El trayecto de casa de Júlio hasta el poblado donde vivía Ritinha se hacía por el río Tocantins. En días normales, esas aguas estaban calmadas. Pero la lluvia intensa había agitado el río y aumentado la fuerza de la corriente, lo que resultaba excelente para el joven, que, a la ida, remaría a favor de la marea. Por el camino iba pensando en cómo sería hacer el amor. ¿Qué sentiría? ¿Lo haría todo correctamente? Su tío Cícero Santana le había contado muchas de sus aventuras con las mujeres, la mayoría de ellas prostitutas. Cícero llegó a proponer al sobrino llevarlo a un burdel en Imperatriz. «Allí hay muchas chicas guapas. ¡Te volverás loco, Julão!», le aseguraba el tío. Sin embargo, Júlio solo quería «hacerlo» con Ritinha. Mientras remaba, no paraba de pensar en su bonito cuerpo, en sus piernas fuertes y torneadas, en sus senos firmes y pequeños que le cabían perfectamente en el hueco de las manos. La boca grande y los labios carnosos de Ritinha le encantaban. Sería capaz de pasarse horas besando aquella boca. También le gustaban su pelo liso y moreno hasta la cintura y sus ojos negros y redondos. Con todo, lo que lo volvía loco de verdad era otra parte del cuerpo de la muchacha. «Tiene un culo espectacular, tío —le decía siempre a Cícero—. Es duro, bien liso y bien redondo».

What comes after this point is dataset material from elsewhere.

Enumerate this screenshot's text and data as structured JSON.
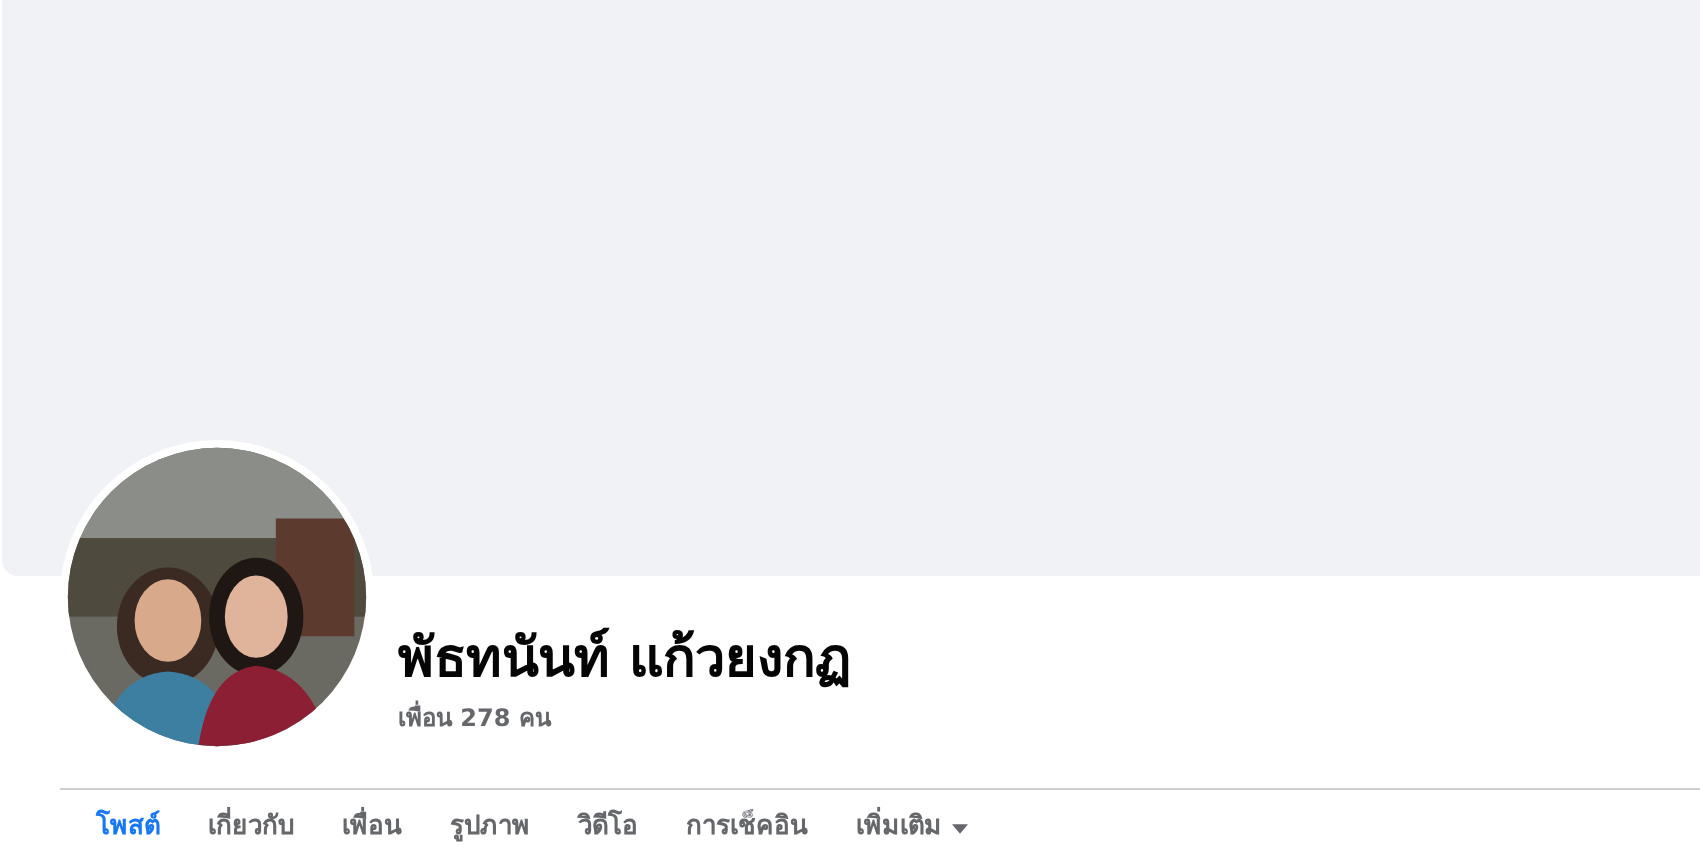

Con cada remada, la ansiedad de Júlio aumentaba. Pensaba en si Ritinha lo estaría esperando a la orilla del río según habían quedado cuando se percató de que se había olvidado de coger la hamaca que echarían al suelo y les serviría de lecho. «Tendrá que ser en la canoa», pensó. El cielo seguía nublado, pero la lluvia había parado. A lo lejos, avistó las primeras casas de madera de la comunidad ribereña en la que vivía su novia. Inspiró fuerte, soltó el aire de los pulmones y, orgulloso y sonriente, aceleró el ritmo de las remadas. Ya solo era cuestión de tiempo. En breve tendría a Ritinha entre sus brazos. Solo para él. Unos cincuenta metros antes de pasar por delante de la casa de la chica, Júlio sacó el remo del agua y se lo colocó entre los pies. La canoa avanzaba lenta, deslizándose sobre las aguas del río en el sentido de la corriente.

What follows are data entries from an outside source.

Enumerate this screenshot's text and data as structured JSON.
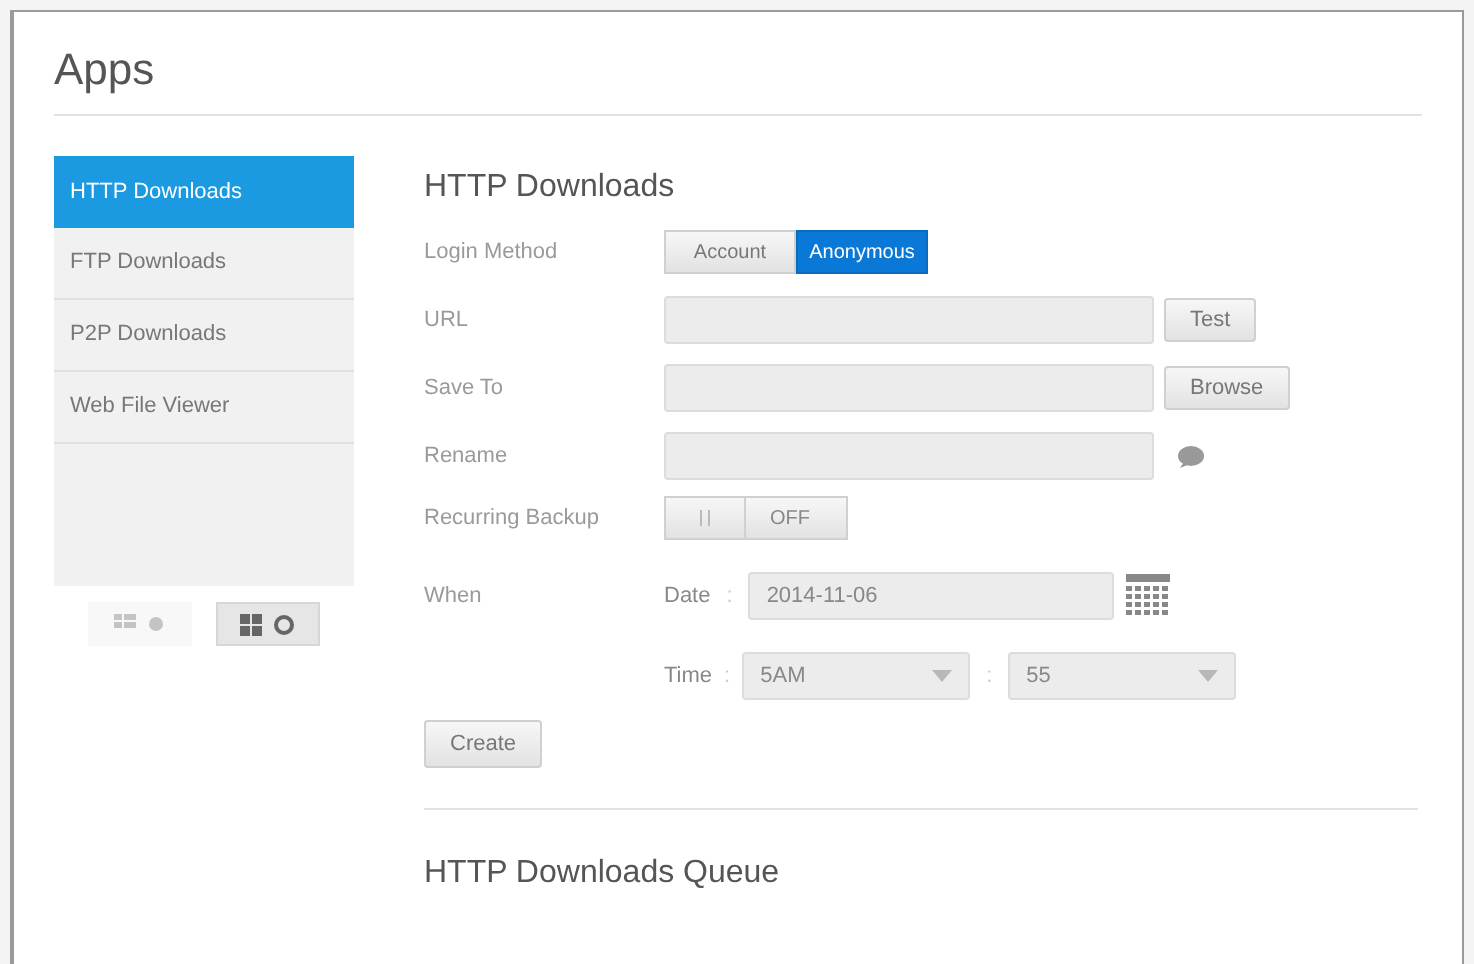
{
  "page": {
    "title": "Apps"
  },
  "sidebar": {
    "items": [
      {
        "label": "HTTP Downloads",
        "selected": true
      },
      {
        "label": "FTP Downloads",
        "selected": false
      },
      {
        "label": "P2P Downloads",
        "selected": false
      },
      {
        "label": "Web File Viewer",
        "selected": false
      }
    ]
  },
  "view_toggles": [
    {
      "kind": "list",
      "selected": false
    },
    {
      "kind": "grid",
      "selected": true
    }
  ],
  "form": {
    "heading": "HTTP Downloads",
    "login_method": {
      "label": "Login Method",
      "options": [
        {
          "label": "Account",
          "selected": false
        },
        {
          "label": "Anonymous",
          "selected": true
        }
      ]
    },
    "url": {
      "label": "URL",
      "button": "Test"
    },
    "save_to": {
      "label": "Save To",
      "button": "Browse"
    },
    "rename": {
      "label": "Rename"
    },
    "recurring_backup": {
      "label": "Recurring Backup",
      "on": false,
      "state_text": "OFF"
    },
    "when": {
      "label": "When",
      "date_label": "Date",
      "date_separator": ":",
      "date": "2014-11-06",
      "time_label": "Time",
      "time_separator": ":",
      "hour": "5AM",
      "hour_minute_separator": ":",
      "minute": "55"
    },
    "create_button": "Create"
  },
  "queue": {
    "heading": "HTTP Downloads Queue"
  }
}
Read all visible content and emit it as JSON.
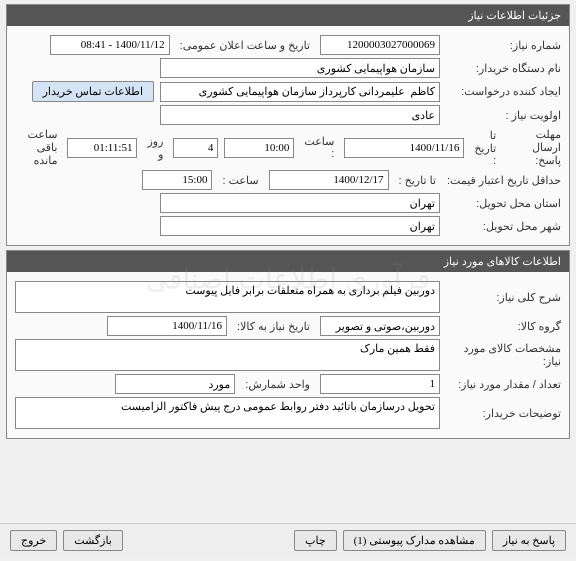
{
  "panel1": {
    "title": "جزئیات اطلاعات نیاز",
    "need_no_label": "شماره نیاز:",
    "need_no": "1200003027000069",
    "announce_label": "تاریخ و ساعت اعلان عمومی:",
    "announce_val": "1400/11/12 - 08:41",
    "buyer_label": "نام دستگاه خریدار:",
    "buyer_val": "سازمان هواپیمایی کشوری",
    "creator_label": "ایجاد کننده درخواست:",
    "creator_val": "کاظم  علیمردانی کارپرداز سازمان هواپیمایی کشوری",
    "contact_btn": "اطلاعات تماس خریدار",
    "priority_label": "اولویت نیاز :",
    "priority_val": "عادی",
    "deadline_label": "مهلت ارسال پاسخ:",
    "to_date_label": "تا تاریخ :",
    "deadline_date": "1400/11/16",
    "time_label": "ساعت :",
    "deadline_time": "10:00",
    "remain_days": "4",
    "remain_days_label": "روز و",
    "remain_time": "01:11:51",
    "remain_time_label": "ساعت باقی مانده",
    "valid_label": "حداقل تاریخ اعتبار قیمت:",
    "valid_date": "1400/12/17",
    "valid_time": "15:00",
    "province_label": "استان محل تحویل:",
    "province_val": "تهران",
    "city_label": "شهر محل تحویل:",
    "city_val": "تهران"
  },
  "panel2": {
    "title": "اطلاعات کالاهای مورد نیاز",
    "desc_label": "شرح کلی نیاز:",
    "desc_val": "دوربین فیلم برداری به همراه متعلقات برابر فایل پیوست",
    "group_label": "گروه کالا:",
    "group_val": "دوربین،صوتی و تصویر",
    "need_date_label": "تاریخ نیاز به کالا:",
    "need_date_val": "1400/11/16",
    "spec_label": "مشخصات کالای مورد نیاز:",
    "spec_val": "فقط همین مارک",
    "qty_label": "تعداد / مقدار مورد نیاز:",
    "qty_val": "1",
    "unit_label": "واحد شمارش:",
    "unit_val": "مورد",
    "notes_label": "توضیحات خریدار:",
    "notes_val": "تحویل درسازمان باتائید دفتر روابط عمومی درج پیش فاکتور الزامیست"
  },
  "footer": {
    "respond": "پاسخ به نیاز",
    "attach": "مشاهده مدارک پیوستی (1)",
    "print": "چاپ",
    "back": "بازگشت",
    "exit": "خروج"
  }
}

No dejaba de mirar la orilla izquierda, donde estaban las casas, pero no divisaba a su chica. Aguzó la vista y distinguió la casa de Ritinha, que, como todas las otras viviendas del poblado, se erguía a casi cien metros de la orilla del río —una garantía para los períodos de crecida en los que el nivel de los ríos de la Amazonia puede subir hasta quince metros—. Ni señal de Ritinha. «¿Habrá renunciado a venir?», pensó. Entrecerró los ojos y escudriñó toda la comunidad hasta que distinguió a una persona tendida en la hierba a pocos metros del río. No podía identificarla. Utilizó el remo como timón y acercó la canoa al borde del agua. Era Ritinha. Estaba tumbada mirando al cielo. No podía haber otra joven con aquel cuerpo perfecto y aquellos senos tan firmes. Tenía que ser Ritinha. Pensó en gritar su nombre, pero no quería llamar la atención de nadie. Habían quedado en que ella diría a sus padres que iba a buscar coquitos de Brasil a la selva. Si los veían salir juntos en canoa, su plan podía malograrse.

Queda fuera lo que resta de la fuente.